KABUL -- Afghan authorities said Wednesday (July 8) they will not release hundreds of Taliban captives deemed "too dangerous" despite planned peace talks that hinge on the prisoner exchange.
Under the terms of a US-Taliban deal signed in February, Kabul pledged to free 5,000 Taliban prisoners in a swap that would see the insurgents release around 1,000 Afghan security forces captives.
But National Security Council (NSC) spokesman Javid Faisal told AFP that 600 prisoners the Taliban asked to be freed still had "serious criminal cases" against them.
They include people charged with murder, highway robbery and even sodomy, as well as hundreds of foreign fighters, another government official said on condition of anonymity.
"They are too dangerous to be released," the official said.
The Taliban accused the government of fabricating criminal cases against the prisoners.

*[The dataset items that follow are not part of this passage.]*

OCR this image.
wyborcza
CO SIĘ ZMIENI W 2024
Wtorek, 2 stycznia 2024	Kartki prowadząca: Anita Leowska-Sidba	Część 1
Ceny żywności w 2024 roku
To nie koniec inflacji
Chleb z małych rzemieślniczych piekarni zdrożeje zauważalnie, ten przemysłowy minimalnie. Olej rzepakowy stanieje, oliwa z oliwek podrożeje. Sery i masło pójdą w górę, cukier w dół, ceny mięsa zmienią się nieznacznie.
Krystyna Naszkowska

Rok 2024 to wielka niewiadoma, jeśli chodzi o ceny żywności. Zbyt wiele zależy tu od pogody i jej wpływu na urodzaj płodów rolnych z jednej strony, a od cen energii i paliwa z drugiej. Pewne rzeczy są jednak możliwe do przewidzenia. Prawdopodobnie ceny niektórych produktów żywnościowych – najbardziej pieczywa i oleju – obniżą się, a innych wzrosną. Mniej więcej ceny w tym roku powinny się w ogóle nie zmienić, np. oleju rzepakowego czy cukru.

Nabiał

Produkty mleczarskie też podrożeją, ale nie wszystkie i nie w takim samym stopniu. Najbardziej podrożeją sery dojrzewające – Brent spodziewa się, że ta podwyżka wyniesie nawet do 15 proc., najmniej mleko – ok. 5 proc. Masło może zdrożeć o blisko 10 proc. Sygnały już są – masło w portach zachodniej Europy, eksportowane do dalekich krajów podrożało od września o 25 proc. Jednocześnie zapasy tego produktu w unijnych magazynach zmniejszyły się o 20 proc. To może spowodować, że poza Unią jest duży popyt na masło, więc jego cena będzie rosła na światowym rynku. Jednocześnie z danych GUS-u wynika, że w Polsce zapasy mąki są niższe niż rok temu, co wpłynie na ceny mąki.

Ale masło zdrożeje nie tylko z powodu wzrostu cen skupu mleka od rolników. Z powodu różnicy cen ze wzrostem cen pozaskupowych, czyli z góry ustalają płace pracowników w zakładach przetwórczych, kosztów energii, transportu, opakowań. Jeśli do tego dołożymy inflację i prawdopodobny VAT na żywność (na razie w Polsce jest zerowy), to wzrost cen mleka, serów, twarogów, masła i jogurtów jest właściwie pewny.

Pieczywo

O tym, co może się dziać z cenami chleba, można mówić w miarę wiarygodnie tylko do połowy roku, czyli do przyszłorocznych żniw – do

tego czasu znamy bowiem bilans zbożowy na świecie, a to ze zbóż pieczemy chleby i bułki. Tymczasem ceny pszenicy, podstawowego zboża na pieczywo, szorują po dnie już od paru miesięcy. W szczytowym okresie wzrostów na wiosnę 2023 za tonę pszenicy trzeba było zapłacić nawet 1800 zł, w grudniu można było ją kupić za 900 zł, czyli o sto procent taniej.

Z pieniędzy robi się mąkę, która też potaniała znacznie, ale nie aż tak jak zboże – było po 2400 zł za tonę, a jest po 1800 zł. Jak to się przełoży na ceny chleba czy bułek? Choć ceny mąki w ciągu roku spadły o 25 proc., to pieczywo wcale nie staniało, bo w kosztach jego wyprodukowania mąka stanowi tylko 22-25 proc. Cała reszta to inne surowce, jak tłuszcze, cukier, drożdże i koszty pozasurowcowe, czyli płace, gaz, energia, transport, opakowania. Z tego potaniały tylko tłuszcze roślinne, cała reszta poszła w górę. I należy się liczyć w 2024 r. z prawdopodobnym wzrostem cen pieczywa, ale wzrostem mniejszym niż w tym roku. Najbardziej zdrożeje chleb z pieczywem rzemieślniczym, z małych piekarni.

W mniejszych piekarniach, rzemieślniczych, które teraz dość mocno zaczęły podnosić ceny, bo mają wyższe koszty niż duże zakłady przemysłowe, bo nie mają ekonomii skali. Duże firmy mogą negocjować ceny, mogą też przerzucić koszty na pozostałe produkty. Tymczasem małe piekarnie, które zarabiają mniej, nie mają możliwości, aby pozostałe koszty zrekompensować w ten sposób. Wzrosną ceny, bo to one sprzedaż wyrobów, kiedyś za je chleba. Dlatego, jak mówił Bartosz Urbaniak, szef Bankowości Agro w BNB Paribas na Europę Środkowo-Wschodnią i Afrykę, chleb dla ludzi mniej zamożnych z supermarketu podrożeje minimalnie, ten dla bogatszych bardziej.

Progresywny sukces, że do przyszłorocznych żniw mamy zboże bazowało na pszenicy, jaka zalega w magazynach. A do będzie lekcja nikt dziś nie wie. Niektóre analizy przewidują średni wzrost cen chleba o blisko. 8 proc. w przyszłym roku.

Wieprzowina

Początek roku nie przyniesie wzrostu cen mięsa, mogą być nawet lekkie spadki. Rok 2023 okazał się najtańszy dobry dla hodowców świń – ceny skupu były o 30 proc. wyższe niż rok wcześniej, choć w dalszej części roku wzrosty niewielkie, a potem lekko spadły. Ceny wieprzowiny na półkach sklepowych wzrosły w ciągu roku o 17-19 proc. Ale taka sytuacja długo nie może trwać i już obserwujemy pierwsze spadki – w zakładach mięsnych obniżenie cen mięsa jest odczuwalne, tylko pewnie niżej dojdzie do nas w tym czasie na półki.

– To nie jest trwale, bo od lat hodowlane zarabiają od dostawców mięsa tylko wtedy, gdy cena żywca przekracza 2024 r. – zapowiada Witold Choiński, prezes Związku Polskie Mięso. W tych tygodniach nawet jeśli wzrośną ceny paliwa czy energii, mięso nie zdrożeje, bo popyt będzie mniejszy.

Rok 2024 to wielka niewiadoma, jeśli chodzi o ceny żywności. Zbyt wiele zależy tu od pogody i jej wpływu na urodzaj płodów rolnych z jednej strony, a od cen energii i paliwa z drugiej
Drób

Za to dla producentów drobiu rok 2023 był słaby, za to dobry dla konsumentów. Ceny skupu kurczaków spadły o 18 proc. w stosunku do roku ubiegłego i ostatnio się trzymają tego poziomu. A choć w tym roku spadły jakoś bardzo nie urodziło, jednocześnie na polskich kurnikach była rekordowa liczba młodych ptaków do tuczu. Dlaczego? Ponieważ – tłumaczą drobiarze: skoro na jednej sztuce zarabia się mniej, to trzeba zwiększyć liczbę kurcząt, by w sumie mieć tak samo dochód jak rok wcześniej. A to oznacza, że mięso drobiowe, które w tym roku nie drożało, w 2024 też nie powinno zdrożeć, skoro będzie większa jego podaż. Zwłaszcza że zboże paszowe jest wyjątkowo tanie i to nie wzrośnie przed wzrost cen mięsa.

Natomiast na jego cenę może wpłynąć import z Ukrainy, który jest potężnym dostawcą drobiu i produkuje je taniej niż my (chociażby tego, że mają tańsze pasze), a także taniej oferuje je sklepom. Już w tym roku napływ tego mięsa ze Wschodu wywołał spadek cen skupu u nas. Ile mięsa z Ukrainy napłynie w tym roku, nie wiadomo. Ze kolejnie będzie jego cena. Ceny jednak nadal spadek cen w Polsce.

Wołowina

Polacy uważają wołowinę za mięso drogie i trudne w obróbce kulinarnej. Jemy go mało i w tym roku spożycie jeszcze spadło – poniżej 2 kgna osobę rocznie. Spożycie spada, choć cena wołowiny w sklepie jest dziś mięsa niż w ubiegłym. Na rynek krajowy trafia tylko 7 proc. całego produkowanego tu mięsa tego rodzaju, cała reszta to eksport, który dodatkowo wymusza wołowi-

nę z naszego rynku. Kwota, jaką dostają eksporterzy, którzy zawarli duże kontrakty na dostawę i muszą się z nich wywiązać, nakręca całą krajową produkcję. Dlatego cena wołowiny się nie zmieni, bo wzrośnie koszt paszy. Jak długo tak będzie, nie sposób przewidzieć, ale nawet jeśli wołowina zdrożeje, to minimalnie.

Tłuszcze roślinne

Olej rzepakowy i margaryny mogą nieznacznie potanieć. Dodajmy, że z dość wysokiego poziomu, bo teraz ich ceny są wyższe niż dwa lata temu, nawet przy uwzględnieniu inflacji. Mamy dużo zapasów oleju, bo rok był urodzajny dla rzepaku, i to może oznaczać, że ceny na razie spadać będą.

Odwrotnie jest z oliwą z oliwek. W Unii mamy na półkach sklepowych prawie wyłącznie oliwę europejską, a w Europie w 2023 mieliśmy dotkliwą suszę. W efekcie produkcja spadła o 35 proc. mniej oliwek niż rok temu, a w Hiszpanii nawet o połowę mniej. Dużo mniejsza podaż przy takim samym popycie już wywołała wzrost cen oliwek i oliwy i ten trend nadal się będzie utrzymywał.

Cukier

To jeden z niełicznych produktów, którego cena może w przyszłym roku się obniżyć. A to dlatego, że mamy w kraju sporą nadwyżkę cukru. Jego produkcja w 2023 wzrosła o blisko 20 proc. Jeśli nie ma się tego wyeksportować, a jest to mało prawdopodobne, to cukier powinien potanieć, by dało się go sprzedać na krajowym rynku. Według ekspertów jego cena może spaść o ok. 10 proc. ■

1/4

"If they continue to create more problems in this regard, then it shows they do not want issues to be solved through reasonable ways," Taliban spokesman Zabiullah Mujahid said Wednesday.
Faisal insisted the government is committed to the talks.
"We are ready for peace and will release the remaining prisoners... as per the agreement -- just not these hundreds of prisoners who have serious criminal cases in the courts," he said.
Both sides have pledged to hold direct talks aimed at ending the decades-old conflict in Afghanistan after completing the exchange.
The government has already freed more than 4,000 Taliban fighters, while the insurgents have completed around two-thirds of their releases.
Earlier this week a top Afghan official said it was up to the authorities to decide who should be released.
"We don't expect the Taliban to tell us which inmates to be released," said Sediq Sediqqi, spokesman for President Ashraf Ghani.
Continued Taliban violence is threatening the peace process, Ghani said Monday (July 6) as he briefed the international community on Kabul's preparations for peace talks with the militant group.
"If the Taliban continue fighting, the Afghan peace process will face serious challenges," he told attendees of the online conference from several nations.
"Unfortunately, the current level of violence is higher compared to last year," Ghani said, according to a statement issued by his office.
"There is no obstacle on our side for the peace process, but we see that the Taliban are not serious," Sediqqi told reporters before the conference.
"The government of Afghanistan released a large number of Taliban in order to reduce violence in the country, but the violence has not decreased," he said.